O regime transportou secretamente armas em uma aeronave civil para armar uma milícia sob seu comando no estado de Kachin no final do ano passado, de acordo com documentos confidenciais obtidos pelo The Irrawaddy.
Os registros confidenciais mostram que, em novembro de 2025, um voo de passageiros de Yangon para Myitkyina, capital do estado de Kachin, transportou 50 fuzis de assalto BA-72. Em 12 de novembro, o Comando Norte das Forças Armadas solicitou aprovação do Departamento de Aviação Civil do Ministério dos Transportes e Comunicações para transportar as armas em um voo civil.
![]() |
| Milícia Popular Warazup |
Como a única companhia aérea civil sob a jurisdição do ministério é a Myanmar National Airlines (MNA), acredita-se que a MNA tenha realizado o transporte nessa data ou logo depois. Os fuzis foram então entregues ao Batalhão de Infantaria 297, que ficou responsável por distribuí-los à Milícia Popular Warazup, aliada da junta militar e que opera no estado de Kachin. De acordo com um memorando, o carregamento foi supervisionado pelo Capitão Kyaw Thet Naing e três sargentos graduados. A Milícia Popular Warazup é um grupo obscuro com base no centro de mineração de jade de Hpakant, onde lança ataques regulares contra o Exército da Independência Kachin (KIA), da resistência, e foi acusada de sequestrar civis locais para obter resgate.
![]() |
| Milícia Popular Warazup |
O uso secreto da aviação civil ocorreu em um momento em que os militares enfrentavam pesadas baixas, perdas generalizadas no campo de batalha e um colapso no apoio público em uma guerra civil que eclodiu após o golpe de 2021. Analistas dizem que a junta tem dependido cada vez mais de milícias irregulares e logística disfarçada para reforçar suas forças debilitadas. O desertor militar Zin Yaw disse que a tática reflete tanto o desespero quanto uma tentativa de ocultar os movimentos militares. "Eles fazem isso para ocultar seus movimentos, mas do ponto de vista dos civis, os militares os estão usando como escudos humanos para mascarar o transporte de tropas e armas", disse ele.

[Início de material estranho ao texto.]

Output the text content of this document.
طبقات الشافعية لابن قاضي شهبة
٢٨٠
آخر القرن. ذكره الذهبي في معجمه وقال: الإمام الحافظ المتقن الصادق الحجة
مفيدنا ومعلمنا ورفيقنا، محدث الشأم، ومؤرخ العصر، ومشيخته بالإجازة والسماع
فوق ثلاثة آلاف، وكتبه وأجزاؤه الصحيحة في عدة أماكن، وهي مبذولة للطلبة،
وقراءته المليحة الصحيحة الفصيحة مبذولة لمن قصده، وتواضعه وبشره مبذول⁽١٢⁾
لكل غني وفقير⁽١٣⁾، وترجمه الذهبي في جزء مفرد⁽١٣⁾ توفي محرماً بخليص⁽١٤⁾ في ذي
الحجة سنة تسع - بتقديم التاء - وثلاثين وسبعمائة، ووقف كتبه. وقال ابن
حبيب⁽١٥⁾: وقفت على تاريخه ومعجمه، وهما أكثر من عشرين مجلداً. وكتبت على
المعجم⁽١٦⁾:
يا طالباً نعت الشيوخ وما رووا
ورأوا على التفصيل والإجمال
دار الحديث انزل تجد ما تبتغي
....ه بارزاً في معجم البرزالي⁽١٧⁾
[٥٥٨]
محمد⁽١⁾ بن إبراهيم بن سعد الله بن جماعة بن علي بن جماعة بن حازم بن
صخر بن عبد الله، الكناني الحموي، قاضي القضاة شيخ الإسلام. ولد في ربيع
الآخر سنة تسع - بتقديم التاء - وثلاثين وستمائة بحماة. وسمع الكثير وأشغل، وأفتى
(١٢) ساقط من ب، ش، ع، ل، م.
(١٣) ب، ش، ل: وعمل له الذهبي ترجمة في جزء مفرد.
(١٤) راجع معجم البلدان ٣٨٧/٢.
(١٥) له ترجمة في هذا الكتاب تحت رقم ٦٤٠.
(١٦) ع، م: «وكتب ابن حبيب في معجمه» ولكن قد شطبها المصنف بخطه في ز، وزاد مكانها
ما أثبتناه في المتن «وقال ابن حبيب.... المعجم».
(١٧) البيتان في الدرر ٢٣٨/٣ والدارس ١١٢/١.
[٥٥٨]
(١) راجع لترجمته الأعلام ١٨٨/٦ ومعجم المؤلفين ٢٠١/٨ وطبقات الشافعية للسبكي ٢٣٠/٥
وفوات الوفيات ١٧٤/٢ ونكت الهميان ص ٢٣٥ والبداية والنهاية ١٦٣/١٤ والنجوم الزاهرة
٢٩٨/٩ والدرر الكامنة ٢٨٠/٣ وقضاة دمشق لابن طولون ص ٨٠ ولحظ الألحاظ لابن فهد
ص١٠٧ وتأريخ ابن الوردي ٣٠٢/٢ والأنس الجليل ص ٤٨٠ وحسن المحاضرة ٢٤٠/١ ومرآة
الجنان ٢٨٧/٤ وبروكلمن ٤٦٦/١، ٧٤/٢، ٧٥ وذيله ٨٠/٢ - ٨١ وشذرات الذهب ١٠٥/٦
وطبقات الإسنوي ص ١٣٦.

Apesar de possuir aeronaves de transporte militar dedicadas, como o Mi-17, Mi-38, Mi-35 e Y-8, a junta continua a usar aviões de passageiros civis para fins militares. O grupo ativista Justice for Myanmar relatou em 2024 que aviões de passageiros como o ATR têm sido usados pela força aérea de Myanmar para transportar tropas e armas não apenas para bases aéreas militares, mas também para aeroportos civis. Afirmou que a junta implantou aviões ATR adaptados em aeródromos civis, incluindo Sittwe, Myitkyina, Lashio, Bhamo, Loikaw e Kengtung. Pessoas com experiência direta relataram que os ATRs também foram vistos regularmente em áreas onde houve intensos combates e onde os voos civis foram suspensos.